Fannie Mae’s latest reorganization of its multifamily group could open up opportunities for market-rate developers, especially those with older properties they’re looking to sell.
This winter and spring, the government-sponsored enterprise (GSE) separated the market coverage of several groups that work on multifamily deals. What resulted was a three-way split: the Multifamily Group will be focused on the permanent loans that are the bread and butter of the Delegated Underwriting and Servicing (DUS) program; the Community Lending Group will take over initiatives for small loans (an expected area of strong growth for Fannie Mae in 2006, according to the GSE’s executives); and the Community Investments Group will handle equity investments.

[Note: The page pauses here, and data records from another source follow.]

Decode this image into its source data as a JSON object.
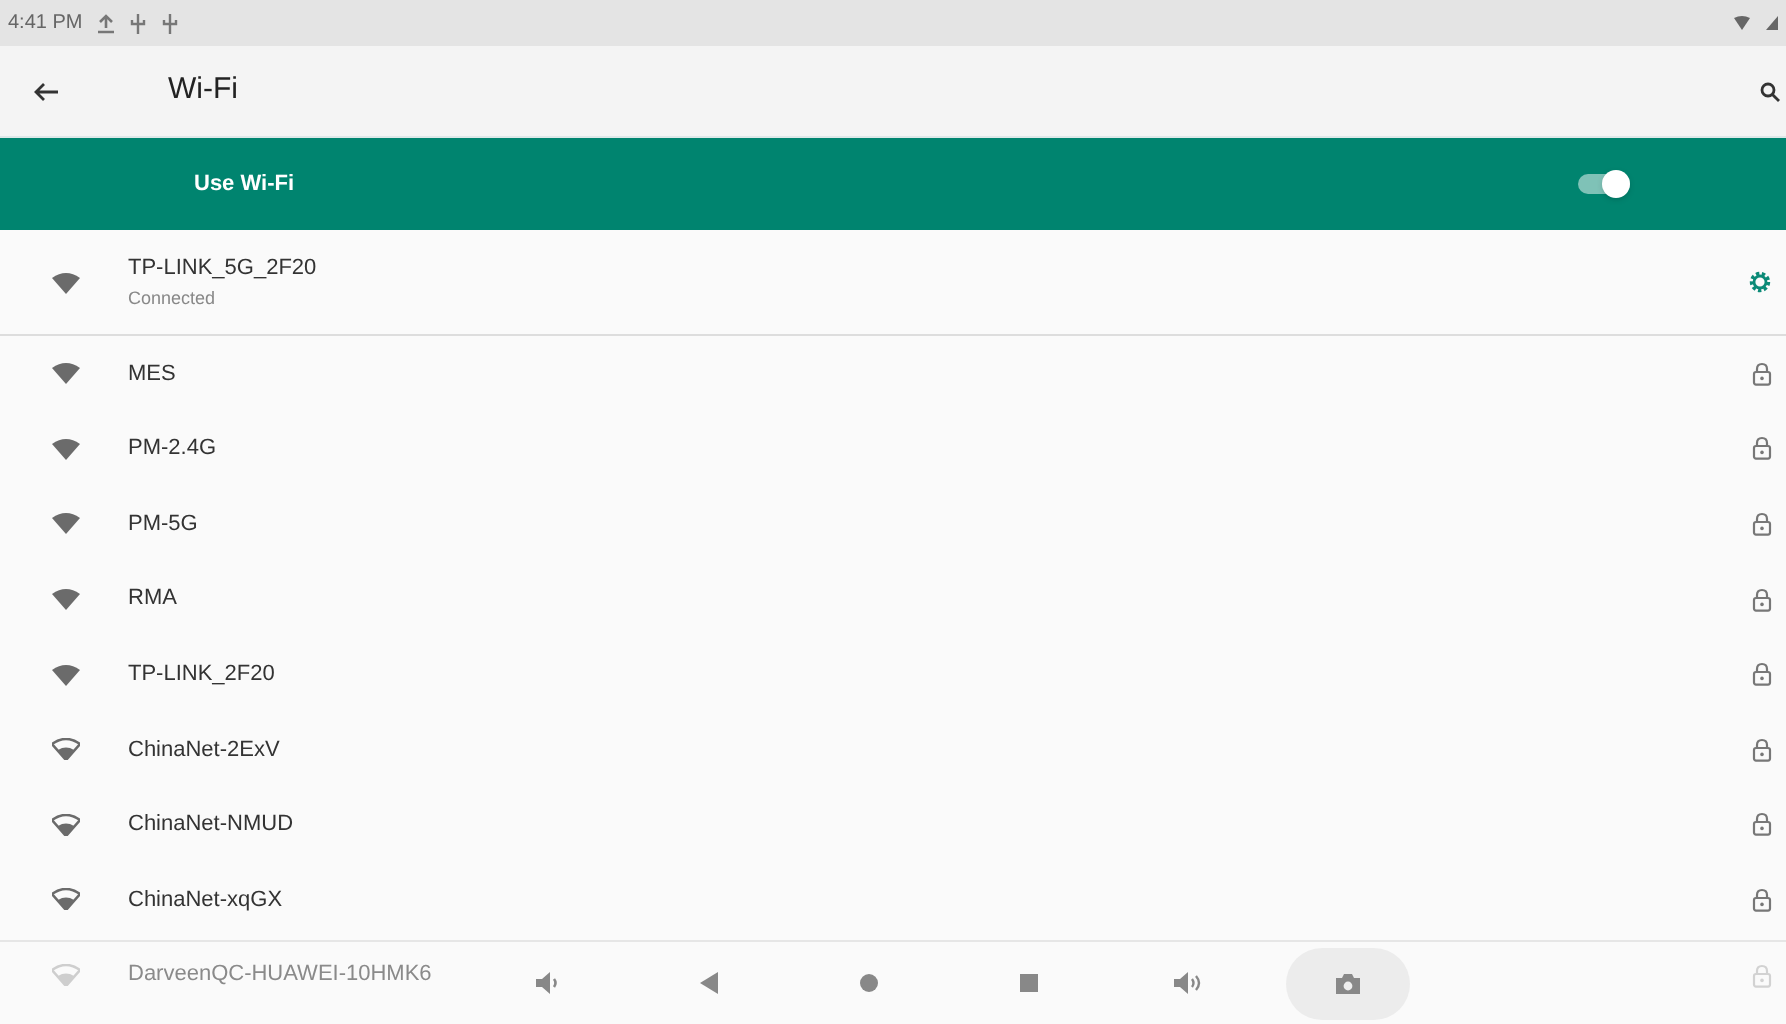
{
  "status_bar": {
    "time": "4:41 PM"
  },
  "toolbar": {
    "title": "Wi-Fi"
  },
  "master_switch": {
    "label": "Use Wi-Fi",
    "on": true
  },
  "networks": [
    {
      "name": "TP-LINK_5G_2F20",
      "status": "Connected",
      "kind": "strong",
      "connected": true
    },
    {
      "name": "MES",
      "kind": "strong",
      "secured": true,
      "connected": false
    },
    {
      "name": "PM-2.4G",
      "kind": "strong",
      "secured": true,
      "connected": false
    },
    {
      "name": "PM-5G",
      "kind": "strong",
      "secured": true,
      "connected": false
    },
    {
      "name": "RMA",
      "kind": "strong",
      "secured": true,
      "connected": false
    },
    {
      "name": "TP-LINK_2F20",
      "kind": "strong",
      "secured": true,
      "connected": false
    },
    {
      "name": "ChinaNet-2ExV",
      "kind": "weak",
      "secured": true,
      "connected": false
    },
    {
      "name": "ChinaNet-NMUD",
      "kind": "weak",
      "secured": true,
      "connected": false
    },
    {
      "name": "ChinaNet-xqGX",
      "kind": "weak",
      "secured": true,
      "connected": false
    },
    {
      "name": "DarveenQC-HUAWEI-10HMK6",
      "kind": "weak",
      "secured": true,
      "connected": false,
      "faded": true
    }
  ],
  "nav_bar": [
    {
      "kind": "volume-down"
    },
    {
      "kind": "back"
    },
    {
      "kind": "home"
    },
    {
      "kind": "recents"
    },
    {
      "kind": "volume-up"
    },
    {
      "kind": "screenshot"
    }
  ]
}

The Multifamily Group announced in April its largest-ever single-asset loan acquisition when ICM Capital originated a $325 million DUS loan to refinance the 140-building, 3,285-unit Fresh Meadows development in Queens, New York.
“What remains in Multifamily is really the core of the multifamily business that we want to give focus to without distracting it [with] these other functions,” said Richard Lawch, interim senior vice president of multifamily. Fannie Mae is searching for a replacement for Lawch in the multifamily post; he will eventually take over the Community Investments Group.
Increased flexibility
“[The new structure] will make available more different products within Fannie Mae’s capital capacity,” said Howard Smith, president of Green Park Financial. “For example, equity used to be in three different places – if you wanted tax credit equity, it was the affordable housing group underneath the multifamily division, if you wanted the American Community Fund, it was in another place. And if it was market rate, it was in a third place. So they put all [equity work] under one group.”
Smith said Fannie Mae was trying to eliminate redundancies. “I think they’re competing quite well on price and proceeds, and now they’re working on process,” said Smith.
“My focus [at the Community Investments Group] will be on low-income housing tax credits [LIHTCs] and other equity ventures such as historic tax credits and for-sale single-family and multifamily housing,” said Lawch.
The housing funded by his group will be affordable, either at LIHTC levels (where occupancy is limited to households at 50% or 60% of area median income [AMI]) or up to 100% of AMI.
“Ventures we do on the non-LIHTC deals all tend to be just above the LIHTC limits, but very affordable,” Lawch added.
The Community Lending Group’s efforts will include a program of participating construction loans, in which Fannie buys into existing construction loans that are being offloaded by banks, mostly to reduce the banks’ concentration in certain types of loans.
“We’ll purchase participations in those loans,” said Lawch. “We did it in conjunction with the [National Association of] Home Builders and the Department of Housing and Urban Development, and it’s been pretty successful.”
Fannie is also working with a few large apartment companies such as Fairfield Multifamily to invest in 1970s- and 1980s-vintage properties. The properties, often in need of upgrading, will be improved and preserved – generally at rents around LIHTC levels, said Lawch.
He didn’t have a target for the volume of such business Fannie hoped to do this year, but he held it up as “evidence of the company’s commitment to the affordable housing business. Our job is to bring much-needed capital … and this [business arrangement] is really intended to do that,” he said.